If you are witnessing fraud by your employer, you may be ambivalent about speaking out against it. After all, you have a good stable, well-paying job, and these types of jobs don’t grow on trees. Even if you are not fired for speaking out, you could be marginalized and made to feel miserable for your purported transgression.

However, federal law protects people like you; better known as whistleblowers.  But before becoming a whistleblower and possibly participating in a False Claims Act case, you may have a number of questions. This post will highlight a few common questions whistleblowers may have. 

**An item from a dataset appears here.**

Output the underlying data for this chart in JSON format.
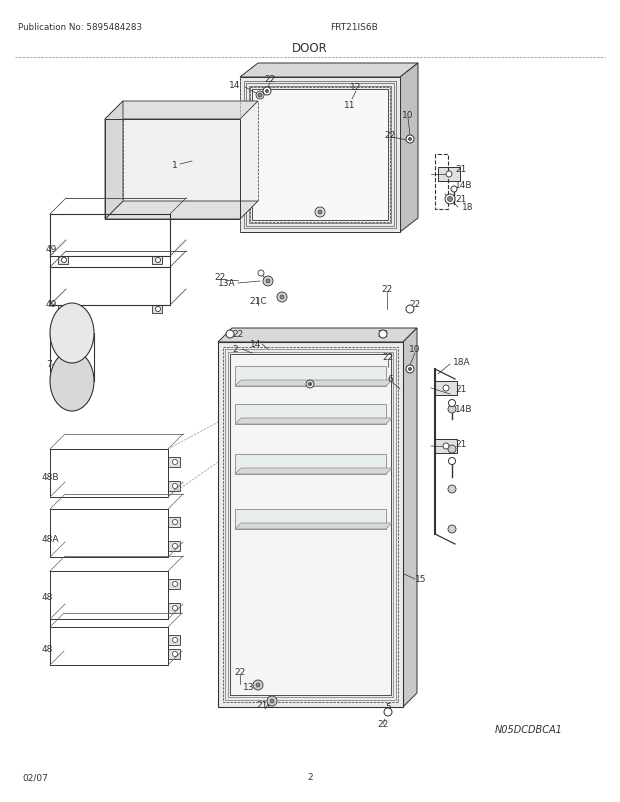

How do I know if my employer intended to defraud the government? – When you first find out that something is amiss, you may not specifically know if your employer specifically intended to defraud the government. In fact, the purported acts may have to be investigated further in order to make this determination. Nevertheless, a false claim act case can be based on a company’s disregard for reporting rules.

What if I contributed to the fraud? – You may be ambivalent about coming forward because you may have been part of the fraud. However, this does not prohibit you from being a whistleblower. An experienced attorney can help explain what your liability, if any, may be.

Will my employer fire me for exposing fraud? – Employers are prohibited by federal law from firing an employee who initiates or participates in a whistleblower suit. So while an employer may threaten your employment in trying to silence you, there is legal recourse in the event your employment is terminated.